OS01.7 MGMT promoter methylation status independently predicts progression-free survival in NRG Oncology/RTOG 9802: a phase III trial of RT vs RT + PCV in high-risk low-grade gliomas

摘要

>Background: This study sought to determine the proportion of patients with MGMT promoter methylation within NRG Oncology/RTOG 9802 and its prognostic significance in the setting of high-risk low-grade gliomas in a prospective phase III trial. >Methods: NRG Oncology/RTOG 9802 enrolled 251 eligible high-risk patients, treated with RT or RT + PCV. The MGMT-STP27 prediction model was used to calculate MGMT promoter methylation status from Illumina HM-450K data. Univariate (UMAs) and multivariate analyses (MVAs) were performed using the Cox proportional hazard model, to analyze the effect of MGMT status on progression-free survival (PFS) and overall survival (OS). Patient pre-treatment characteristics and treatment assignment were included as covariates in MVAs. >Results: Of all the eligible and randomized patients in this trial, 56 currently have MGMT status available: 43 (77%) methylated and 13 (23%) unmethylated.

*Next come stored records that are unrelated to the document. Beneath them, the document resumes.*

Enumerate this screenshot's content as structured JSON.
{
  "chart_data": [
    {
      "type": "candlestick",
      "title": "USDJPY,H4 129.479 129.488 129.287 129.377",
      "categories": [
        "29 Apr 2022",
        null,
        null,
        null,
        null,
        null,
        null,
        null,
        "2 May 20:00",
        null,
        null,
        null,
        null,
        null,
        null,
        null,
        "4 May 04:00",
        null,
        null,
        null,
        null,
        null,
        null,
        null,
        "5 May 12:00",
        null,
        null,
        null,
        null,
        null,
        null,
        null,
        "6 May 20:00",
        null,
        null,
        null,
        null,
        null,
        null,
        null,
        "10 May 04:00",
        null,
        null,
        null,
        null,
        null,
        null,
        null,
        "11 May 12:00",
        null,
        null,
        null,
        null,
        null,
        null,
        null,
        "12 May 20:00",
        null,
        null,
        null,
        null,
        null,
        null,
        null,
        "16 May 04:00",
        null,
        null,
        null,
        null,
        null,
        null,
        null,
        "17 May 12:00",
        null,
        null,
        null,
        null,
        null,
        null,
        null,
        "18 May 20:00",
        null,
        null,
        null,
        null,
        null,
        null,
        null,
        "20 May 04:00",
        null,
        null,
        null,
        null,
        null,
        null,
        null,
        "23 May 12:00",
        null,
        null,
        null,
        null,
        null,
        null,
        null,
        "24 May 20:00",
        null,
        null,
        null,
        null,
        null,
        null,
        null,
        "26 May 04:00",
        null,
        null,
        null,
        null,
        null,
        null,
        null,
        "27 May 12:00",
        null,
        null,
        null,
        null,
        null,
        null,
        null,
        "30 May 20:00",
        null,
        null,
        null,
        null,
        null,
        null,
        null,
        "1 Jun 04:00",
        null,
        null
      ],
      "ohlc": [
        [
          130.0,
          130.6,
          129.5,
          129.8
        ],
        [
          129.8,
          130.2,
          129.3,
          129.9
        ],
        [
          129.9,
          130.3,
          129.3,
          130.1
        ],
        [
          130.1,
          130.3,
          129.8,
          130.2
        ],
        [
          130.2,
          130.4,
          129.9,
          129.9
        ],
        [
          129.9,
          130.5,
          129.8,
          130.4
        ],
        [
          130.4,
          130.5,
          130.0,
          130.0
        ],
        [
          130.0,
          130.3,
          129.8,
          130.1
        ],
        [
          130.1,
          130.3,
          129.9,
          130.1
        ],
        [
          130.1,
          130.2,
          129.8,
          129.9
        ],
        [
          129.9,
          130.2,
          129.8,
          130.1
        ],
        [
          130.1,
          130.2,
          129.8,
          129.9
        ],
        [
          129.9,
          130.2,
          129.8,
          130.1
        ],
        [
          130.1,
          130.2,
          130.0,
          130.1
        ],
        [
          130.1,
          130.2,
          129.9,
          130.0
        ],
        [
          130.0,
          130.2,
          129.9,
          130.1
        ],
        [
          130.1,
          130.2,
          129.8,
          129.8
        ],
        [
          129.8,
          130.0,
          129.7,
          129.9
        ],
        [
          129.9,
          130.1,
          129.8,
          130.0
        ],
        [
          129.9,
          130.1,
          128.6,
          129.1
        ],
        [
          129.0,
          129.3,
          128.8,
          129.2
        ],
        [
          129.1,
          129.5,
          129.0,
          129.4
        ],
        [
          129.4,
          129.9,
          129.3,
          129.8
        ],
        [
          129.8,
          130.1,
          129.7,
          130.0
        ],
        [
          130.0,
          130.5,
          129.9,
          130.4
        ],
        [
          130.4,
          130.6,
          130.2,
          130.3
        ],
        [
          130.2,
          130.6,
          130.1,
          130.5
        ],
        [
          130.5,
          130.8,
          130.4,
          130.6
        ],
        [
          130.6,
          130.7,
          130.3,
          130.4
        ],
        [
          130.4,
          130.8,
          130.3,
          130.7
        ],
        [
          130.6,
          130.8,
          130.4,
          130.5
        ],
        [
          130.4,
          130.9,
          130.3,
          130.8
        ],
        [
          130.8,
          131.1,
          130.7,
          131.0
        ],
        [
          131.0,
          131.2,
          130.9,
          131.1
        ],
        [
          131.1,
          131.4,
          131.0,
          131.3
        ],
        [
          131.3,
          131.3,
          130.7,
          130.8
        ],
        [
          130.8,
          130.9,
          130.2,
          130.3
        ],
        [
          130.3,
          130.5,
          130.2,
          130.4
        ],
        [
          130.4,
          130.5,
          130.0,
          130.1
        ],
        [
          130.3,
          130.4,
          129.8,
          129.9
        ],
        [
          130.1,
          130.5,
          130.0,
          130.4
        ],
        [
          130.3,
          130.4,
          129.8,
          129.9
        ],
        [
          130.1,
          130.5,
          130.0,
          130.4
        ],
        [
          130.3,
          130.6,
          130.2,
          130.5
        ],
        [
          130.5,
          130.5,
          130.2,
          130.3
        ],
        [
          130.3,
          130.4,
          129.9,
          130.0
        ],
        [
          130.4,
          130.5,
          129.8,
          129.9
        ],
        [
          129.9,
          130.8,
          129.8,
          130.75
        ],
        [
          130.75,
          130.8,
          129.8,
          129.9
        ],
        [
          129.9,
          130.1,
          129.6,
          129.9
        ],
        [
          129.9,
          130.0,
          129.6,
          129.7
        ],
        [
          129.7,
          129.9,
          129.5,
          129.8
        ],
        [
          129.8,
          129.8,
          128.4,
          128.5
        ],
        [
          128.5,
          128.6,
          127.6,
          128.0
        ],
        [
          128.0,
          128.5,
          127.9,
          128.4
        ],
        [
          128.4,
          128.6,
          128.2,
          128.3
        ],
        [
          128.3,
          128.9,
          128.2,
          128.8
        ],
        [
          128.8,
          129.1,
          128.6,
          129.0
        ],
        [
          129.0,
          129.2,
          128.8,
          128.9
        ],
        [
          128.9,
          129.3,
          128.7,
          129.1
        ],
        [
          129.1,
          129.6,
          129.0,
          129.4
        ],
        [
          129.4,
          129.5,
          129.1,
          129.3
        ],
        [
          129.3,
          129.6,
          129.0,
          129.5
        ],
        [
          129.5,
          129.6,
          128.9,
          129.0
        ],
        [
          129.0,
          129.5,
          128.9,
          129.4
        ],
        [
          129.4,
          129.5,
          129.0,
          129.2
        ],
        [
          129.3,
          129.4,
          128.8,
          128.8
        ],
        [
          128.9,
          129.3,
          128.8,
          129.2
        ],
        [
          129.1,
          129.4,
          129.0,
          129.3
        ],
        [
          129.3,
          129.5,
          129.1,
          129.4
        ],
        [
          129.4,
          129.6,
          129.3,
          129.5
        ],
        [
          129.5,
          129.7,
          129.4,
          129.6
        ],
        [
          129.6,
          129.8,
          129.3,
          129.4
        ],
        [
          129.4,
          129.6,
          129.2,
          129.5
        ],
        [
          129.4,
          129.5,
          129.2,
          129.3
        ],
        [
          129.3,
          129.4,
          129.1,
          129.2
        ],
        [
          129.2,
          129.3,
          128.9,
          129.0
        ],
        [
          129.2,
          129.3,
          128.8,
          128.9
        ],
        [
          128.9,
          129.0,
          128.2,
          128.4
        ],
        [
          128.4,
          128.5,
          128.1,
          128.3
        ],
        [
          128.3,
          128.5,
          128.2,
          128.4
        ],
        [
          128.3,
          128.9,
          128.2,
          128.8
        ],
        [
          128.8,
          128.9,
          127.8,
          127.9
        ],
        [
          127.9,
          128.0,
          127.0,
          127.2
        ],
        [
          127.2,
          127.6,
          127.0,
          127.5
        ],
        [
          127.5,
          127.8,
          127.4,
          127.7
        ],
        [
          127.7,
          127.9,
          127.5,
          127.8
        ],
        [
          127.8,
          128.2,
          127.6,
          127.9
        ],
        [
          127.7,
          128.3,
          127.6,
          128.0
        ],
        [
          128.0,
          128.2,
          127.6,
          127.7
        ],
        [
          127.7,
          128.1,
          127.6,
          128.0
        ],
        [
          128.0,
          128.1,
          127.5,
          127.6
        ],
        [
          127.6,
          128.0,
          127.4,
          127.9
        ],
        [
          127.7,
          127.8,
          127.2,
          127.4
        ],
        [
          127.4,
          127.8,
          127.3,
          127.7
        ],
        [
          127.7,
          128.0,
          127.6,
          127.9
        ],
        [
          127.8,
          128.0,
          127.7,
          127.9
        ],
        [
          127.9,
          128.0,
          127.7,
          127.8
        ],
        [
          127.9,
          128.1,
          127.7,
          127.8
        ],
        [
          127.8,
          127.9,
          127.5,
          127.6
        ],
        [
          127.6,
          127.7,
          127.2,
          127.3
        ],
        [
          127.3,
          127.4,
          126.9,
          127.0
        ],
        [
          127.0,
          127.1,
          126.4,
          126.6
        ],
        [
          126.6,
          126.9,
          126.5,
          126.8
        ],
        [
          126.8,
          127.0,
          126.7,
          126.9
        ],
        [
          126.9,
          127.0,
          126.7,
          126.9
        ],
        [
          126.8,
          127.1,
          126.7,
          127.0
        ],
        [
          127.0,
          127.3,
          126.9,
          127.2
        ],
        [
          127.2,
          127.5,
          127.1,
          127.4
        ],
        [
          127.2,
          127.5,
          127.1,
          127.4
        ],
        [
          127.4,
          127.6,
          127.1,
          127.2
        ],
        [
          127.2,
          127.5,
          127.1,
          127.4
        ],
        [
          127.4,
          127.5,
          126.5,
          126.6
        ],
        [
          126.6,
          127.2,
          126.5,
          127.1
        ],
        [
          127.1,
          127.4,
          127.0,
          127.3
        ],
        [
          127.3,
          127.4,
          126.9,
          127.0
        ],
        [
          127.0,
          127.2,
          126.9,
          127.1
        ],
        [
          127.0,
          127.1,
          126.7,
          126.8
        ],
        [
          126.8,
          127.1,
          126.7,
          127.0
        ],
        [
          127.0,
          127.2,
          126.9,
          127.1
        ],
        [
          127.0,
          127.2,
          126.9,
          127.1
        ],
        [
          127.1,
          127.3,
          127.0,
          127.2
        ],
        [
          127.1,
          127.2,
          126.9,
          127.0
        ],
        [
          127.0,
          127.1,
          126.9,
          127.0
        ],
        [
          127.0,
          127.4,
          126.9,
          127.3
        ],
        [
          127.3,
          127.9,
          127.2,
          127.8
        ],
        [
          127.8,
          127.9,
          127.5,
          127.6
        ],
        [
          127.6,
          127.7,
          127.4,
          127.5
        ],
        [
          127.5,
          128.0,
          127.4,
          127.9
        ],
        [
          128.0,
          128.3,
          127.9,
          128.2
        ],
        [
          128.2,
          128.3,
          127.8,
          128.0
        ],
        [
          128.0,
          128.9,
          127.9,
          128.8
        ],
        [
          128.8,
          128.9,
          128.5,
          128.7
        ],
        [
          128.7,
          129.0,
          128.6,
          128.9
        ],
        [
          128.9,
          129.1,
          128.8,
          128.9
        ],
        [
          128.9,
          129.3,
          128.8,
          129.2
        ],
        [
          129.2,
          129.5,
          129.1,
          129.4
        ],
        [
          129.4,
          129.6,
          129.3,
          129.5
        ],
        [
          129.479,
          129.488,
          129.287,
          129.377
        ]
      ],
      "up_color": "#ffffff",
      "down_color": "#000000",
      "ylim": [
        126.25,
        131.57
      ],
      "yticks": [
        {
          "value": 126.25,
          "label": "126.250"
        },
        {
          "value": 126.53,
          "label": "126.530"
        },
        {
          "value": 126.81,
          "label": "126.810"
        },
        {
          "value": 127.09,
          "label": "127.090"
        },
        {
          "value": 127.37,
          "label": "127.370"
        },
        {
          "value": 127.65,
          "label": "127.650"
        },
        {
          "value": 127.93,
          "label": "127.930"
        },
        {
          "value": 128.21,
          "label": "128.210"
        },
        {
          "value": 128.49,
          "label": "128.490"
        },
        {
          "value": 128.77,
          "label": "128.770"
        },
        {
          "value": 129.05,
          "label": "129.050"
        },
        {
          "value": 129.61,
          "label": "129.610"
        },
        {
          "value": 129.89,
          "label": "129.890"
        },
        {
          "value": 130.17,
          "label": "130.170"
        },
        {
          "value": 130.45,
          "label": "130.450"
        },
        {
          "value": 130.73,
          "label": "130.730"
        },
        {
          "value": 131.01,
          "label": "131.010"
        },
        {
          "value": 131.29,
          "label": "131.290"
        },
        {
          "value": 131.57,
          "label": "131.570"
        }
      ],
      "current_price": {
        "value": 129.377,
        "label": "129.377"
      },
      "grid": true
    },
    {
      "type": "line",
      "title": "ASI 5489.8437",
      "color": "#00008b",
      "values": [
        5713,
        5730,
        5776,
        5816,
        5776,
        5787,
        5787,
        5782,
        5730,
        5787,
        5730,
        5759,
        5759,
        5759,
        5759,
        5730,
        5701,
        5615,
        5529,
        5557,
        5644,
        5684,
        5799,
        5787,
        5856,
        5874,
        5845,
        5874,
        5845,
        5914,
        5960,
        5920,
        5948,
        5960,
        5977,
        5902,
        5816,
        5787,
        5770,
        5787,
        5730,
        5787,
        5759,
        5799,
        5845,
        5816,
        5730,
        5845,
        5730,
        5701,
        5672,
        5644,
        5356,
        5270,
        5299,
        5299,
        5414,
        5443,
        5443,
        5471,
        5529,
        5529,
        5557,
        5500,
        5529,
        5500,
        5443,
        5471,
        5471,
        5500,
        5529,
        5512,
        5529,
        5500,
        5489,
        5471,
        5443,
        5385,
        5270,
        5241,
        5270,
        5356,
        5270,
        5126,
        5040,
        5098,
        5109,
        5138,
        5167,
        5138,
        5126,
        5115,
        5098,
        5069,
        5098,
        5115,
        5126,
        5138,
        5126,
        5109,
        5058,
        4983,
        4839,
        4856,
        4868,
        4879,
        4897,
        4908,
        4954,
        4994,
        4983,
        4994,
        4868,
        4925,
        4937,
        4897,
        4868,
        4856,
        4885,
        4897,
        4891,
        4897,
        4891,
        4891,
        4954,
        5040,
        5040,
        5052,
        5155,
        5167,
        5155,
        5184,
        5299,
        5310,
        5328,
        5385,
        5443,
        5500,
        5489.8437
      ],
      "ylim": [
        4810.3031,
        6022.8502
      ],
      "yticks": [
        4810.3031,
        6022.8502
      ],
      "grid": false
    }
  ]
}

Between the two groups, no significant difference was observed on age and performance status at baseline. Majority of the unmethylated patients had astrocytoma dominant tumors as opposed to oligodendroglioma in the methylated group. Upon UVAs, MGMT promoter methylation was significantly correlated with better OS (HR = 2.66; p=0.01) and PFS (HR = 2.52; p=0.01). Upon MVAs, the statistical significance was maintained for PFS (HR = 3.57; p=0.001), but not OS (HR = 1.68; p=0.25). >Conclusions:MGMT promoter methylation as determined by the MGMT- STP27 model was an independent prognostic biomarker of high-risk low-grade glioma treated with radiation or radiation plus PCV for PFS. Importantly, this is the first study to validate the prognostic significance of MGMT promoter methylation in a phase III study of high-risk grade II glioma patients treated with radiation plus/minus PCV using rigorous MVAs with prospectively-collected, well-annotated clinical data. Analysis of the prognostic significance of MGMT promoter methylation relative to IDH and 1p/19q status is ongoing as well as efforts to increase sample size. FUNDING: U10CA180868, U10CA180822, and U24CA196067 (NCI). Also, R01CA108633, R01CA169368, RC2CA148190, U10CA180850-01 (NCI), Brain Tumor Funders Collaborative Grant, and the Ohio State University CCC (all to AC).